Denn unser Unterbewußtsein vermag nicht zwischen Realität und Fantasie zu unterscheiden!

Eine überaus praktische Einrichtung der Natur. Unser eigenes Gefühl von Sicherheit lässt sich bereits dadurch stärken, dass wir uns zum Beispiel vorstellen könnten:

  • jeder Einbrecher würde an unserem Wohnmobil einfach nur vorbei gehen und nicht das geringste Interesse an unserem Fahrzeug haben, weil wir so unauffällig in der Gegend herumstehen
  • “Bellos” Knurren ihm die Knie schlottern lässt…
  • seine Werkzeuge, wie in einem Comic, zerbrechen, weil er sie im Ausverkauf für günstig erstanden hat
  • als er gerade die Tür aufbrechen will, einen Anruf von Mutti erhält, die ihn kräftig runterputzt, weil er nicht zu Tante Gerdas Geburtstag aufgekreuzt ist
  • etc….

Je absurder und erheiternder der Film in unserer Vorstellung über einen möglichen Eindringling und den Erfolg unserer Abwehrmaßnahmen abläuft, desto leichter und stärker verinnerlicht unser Gehirn dieses “Erlebnis” und beeinflusst unsere Emotionen nachhaltig positiv! – Es funktioniert!

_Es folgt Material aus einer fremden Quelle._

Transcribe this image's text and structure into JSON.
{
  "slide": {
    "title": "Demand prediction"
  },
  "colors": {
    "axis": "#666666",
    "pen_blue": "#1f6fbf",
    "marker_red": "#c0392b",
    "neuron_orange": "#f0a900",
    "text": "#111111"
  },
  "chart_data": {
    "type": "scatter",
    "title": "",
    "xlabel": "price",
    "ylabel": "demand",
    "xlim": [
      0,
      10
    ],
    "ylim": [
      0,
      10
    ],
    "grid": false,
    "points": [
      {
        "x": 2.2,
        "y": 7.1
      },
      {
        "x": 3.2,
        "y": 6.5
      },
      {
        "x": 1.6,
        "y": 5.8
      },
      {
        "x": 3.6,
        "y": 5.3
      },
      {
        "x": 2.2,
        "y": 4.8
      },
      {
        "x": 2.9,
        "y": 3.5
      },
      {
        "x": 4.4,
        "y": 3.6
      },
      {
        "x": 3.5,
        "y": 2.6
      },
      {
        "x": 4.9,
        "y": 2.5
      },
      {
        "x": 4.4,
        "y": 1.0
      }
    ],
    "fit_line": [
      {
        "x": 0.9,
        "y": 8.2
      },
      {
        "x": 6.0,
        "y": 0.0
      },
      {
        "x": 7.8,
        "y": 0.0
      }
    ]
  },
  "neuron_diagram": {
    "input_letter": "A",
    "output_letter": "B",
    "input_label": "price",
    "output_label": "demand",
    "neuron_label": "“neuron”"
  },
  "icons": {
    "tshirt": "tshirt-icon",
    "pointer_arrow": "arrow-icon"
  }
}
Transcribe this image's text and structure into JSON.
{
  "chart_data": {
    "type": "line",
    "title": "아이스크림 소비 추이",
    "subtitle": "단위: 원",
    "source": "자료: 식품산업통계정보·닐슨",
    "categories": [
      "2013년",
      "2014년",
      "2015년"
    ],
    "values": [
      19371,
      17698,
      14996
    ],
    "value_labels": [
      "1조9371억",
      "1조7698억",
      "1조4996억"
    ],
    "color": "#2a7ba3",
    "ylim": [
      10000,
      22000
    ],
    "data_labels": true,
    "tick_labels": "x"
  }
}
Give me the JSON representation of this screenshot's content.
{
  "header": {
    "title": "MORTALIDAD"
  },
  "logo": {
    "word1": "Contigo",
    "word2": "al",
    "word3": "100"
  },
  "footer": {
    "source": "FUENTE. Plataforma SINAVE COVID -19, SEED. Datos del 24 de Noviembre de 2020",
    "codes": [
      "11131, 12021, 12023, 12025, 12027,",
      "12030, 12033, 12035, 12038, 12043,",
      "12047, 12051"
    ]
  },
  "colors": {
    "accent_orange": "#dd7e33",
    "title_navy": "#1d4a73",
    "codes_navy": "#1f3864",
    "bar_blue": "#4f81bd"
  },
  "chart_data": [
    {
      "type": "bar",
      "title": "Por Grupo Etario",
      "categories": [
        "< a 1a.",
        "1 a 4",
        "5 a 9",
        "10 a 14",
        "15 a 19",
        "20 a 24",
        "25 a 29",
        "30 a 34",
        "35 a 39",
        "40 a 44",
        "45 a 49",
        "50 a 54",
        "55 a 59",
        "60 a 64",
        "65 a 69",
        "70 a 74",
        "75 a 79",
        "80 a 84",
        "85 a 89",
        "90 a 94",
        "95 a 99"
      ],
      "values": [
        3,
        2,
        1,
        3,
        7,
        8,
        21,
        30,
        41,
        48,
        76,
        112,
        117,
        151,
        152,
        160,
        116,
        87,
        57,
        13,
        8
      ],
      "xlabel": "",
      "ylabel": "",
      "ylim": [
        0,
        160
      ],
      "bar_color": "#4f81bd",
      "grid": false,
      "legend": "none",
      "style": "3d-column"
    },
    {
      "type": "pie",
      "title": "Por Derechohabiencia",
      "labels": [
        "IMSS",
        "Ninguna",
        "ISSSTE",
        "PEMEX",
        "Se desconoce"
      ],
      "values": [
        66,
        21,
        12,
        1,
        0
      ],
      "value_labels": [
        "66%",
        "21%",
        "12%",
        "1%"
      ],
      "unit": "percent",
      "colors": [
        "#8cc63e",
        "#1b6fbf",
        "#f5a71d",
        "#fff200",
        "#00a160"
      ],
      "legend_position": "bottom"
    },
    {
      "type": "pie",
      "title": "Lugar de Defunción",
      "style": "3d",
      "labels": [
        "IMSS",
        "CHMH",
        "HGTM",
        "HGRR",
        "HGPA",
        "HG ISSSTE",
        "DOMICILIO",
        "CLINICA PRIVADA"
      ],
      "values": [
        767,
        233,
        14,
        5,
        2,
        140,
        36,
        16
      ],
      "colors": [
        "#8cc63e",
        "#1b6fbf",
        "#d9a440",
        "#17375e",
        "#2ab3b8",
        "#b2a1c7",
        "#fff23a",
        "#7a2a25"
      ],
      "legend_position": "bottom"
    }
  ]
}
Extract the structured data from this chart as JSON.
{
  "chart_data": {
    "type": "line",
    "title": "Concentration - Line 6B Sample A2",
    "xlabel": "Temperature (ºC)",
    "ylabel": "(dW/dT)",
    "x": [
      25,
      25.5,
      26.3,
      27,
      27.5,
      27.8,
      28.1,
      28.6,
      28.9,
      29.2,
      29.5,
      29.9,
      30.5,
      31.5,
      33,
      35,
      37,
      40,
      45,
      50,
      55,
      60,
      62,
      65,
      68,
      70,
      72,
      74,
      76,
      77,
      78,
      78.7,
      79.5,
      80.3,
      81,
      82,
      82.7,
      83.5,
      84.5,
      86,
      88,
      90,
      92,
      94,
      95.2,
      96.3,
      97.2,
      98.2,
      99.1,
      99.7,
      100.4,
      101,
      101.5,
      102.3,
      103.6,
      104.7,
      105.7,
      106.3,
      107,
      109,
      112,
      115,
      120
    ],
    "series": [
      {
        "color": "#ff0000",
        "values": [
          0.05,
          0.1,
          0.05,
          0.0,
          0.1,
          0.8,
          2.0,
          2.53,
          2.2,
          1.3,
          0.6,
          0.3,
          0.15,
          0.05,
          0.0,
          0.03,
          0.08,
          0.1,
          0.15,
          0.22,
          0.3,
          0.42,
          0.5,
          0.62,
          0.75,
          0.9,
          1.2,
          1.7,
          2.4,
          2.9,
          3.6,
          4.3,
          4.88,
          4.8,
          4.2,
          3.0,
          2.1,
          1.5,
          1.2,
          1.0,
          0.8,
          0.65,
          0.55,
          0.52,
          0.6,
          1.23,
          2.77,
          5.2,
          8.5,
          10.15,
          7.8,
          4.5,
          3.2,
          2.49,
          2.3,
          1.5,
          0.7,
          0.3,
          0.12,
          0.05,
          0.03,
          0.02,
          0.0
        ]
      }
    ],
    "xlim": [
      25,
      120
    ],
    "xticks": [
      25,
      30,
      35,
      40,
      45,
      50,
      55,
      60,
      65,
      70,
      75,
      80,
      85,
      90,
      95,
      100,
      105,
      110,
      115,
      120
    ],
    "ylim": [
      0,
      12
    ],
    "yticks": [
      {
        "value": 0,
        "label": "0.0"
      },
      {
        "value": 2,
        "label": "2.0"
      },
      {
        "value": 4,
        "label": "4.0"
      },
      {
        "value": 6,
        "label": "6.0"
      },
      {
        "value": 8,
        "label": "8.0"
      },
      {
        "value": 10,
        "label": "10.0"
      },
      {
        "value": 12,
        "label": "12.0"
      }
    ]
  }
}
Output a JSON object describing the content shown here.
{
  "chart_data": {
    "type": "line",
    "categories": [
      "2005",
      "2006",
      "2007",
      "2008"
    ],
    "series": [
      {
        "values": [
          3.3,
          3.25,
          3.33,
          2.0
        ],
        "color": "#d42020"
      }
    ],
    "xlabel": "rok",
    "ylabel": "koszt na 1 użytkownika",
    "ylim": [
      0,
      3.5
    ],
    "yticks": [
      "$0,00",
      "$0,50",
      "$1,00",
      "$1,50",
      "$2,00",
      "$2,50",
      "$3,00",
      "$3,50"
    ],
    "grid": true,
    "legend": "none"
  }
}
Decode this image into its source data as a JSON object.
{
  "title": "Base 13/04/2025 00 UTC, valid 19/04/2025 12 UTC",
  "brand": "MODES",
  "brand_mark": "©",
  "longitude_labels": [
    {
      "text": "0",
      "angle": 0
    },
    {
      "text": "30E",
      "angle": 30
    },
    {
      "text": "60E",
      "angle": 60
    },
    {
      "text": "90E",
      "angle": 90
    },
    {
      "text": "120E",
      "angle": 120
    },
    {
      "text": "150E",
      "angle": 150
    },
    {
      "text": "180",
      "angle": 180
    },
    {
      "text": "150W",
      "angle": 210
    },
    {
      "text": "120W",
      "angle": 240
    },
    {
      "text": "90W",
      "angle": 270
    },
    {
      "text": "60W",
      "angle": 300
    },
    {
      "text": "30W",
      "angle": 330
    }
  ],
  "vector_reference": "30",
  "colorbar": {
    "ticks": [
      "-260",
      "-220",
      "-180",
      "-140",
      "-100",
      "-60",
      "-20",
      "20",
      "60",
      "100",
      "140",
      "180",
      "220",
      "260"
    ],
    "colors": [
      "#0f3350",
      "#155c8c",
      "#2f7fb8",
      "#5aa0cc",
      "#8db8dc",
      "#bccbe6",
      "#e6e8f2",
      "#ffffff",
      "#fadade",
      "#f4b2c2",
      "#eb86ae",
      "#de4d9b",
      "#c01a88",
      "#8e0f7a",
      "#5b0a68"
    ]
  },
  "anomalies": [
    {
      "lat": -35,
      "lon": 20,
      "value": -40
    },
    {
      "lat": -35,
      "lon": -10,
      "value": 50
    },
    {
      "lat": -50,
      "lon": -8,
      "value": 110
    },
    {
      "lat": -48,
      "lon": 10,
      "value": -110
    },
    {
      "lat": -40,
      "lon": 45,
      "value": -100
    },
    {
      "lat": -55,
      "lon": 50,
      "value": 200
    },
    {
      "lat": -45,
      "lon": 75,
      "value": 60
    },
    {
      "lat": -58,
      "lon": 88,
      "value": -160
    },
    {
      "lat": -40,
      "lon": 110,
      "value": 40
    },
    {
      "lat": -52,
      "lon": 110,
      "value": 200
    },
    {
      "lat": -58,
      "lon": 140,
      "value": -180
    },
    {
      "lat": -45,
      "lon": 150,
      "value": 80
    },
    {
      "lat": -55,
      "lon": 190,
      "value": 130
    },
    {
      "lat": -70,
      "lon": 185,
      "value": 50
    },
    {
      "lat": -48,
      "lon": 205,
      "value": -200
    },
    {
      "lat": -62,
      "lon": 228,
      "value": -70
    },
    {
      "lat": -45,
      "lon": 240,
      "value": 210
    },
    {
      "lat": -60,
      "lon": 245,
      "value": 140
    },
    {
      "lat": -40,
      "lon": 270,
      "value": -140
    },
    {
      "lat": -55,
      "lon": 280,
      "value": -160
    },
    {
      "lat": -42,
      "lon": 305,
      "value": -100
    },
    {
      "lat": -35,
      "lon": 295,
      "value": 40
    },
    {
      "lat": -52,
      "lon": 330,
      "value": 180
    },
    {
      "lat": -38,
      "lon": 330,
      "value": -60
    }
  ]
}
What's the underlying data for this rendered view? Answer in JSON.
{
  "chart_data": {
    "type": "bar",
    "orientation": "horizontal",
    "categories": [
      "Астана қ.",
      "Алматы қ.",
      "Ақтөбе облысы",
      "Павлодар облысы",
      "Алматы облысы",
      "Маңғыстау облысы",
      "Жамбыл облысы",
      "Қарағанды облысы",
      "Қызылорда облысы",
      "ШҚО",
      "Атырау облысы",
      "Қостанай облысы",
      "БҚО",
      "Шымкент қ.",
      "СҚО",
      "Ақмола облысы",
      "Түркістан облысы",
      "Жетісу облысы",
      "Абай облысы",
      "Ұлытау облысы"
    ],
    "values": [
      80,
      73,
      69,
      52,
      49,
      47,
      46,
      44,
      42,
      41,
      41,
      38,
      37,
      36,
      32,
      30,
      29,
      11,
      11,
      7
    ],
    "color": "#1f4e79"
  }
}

Darüber hinaus kann man den Dingen ihren Schrecken nehmen, in dem man sich mental vorbereitet: wie würde ich im Ernstfall mit der Situation umgehen? In dem man sich die Schritte / Maßnahmen nach einem Diebstahl oder Unfall bewusst macht und plant, was zu tun ist, verlieren die Dinge ihren Schrecken. Denn wir begreifen, wie wir mit dem „Worst Case“ umgehen würden und können uns vorbereiten. Wir erkennen, dass wir das schaffen können, nicht daran scheitern oder verzweifeln würden und sind von diesem Punkt aus in der Lage, alle weniger schlimmen Katastrophen viel leichter zu meistern.

Einige „Worst Case“ Szenarien (Beispiele) zum durchdenken:

  • Nach einem Diebstahl: was müsste in jedem Fall unverzüglich ersetzt werden und wie ist das schnell zu bewerkstelligen? Ich lasse nur das im Fahrzeug liegen, auf dass ich im Notfall auch einige Zeit verzichten kann.
  • Unfall (nur Sachschaden): Bei einem Totalschaden des Wohnmobils muss ich meine persönlichen und wichtigen Gegenstände sichern. Koffer sind ja nicht an Bord. Hier bietet sich zum Beispiel ein Bündel an flach zu verstauenden IKEA Einkaufstaschen an.
  • Unfall (mit Personenschäden) Hier ist eine geregelte Auslandskrankenversicherung mit Rücktransport sinnvoll, sowie eine Vorsorgevollmacht für den Beifahrer und auch für Familienangehörige daheim.
  • Reparatur am Wohnmobil: Wenn ich das Fahrzeug für einige Tage räumen muss, was benötige ich ggf. um unkompliziert in einem Hotel meinen Urlaub weiterzuführen? Eine vorher angefertigte Checkliste kann helfen.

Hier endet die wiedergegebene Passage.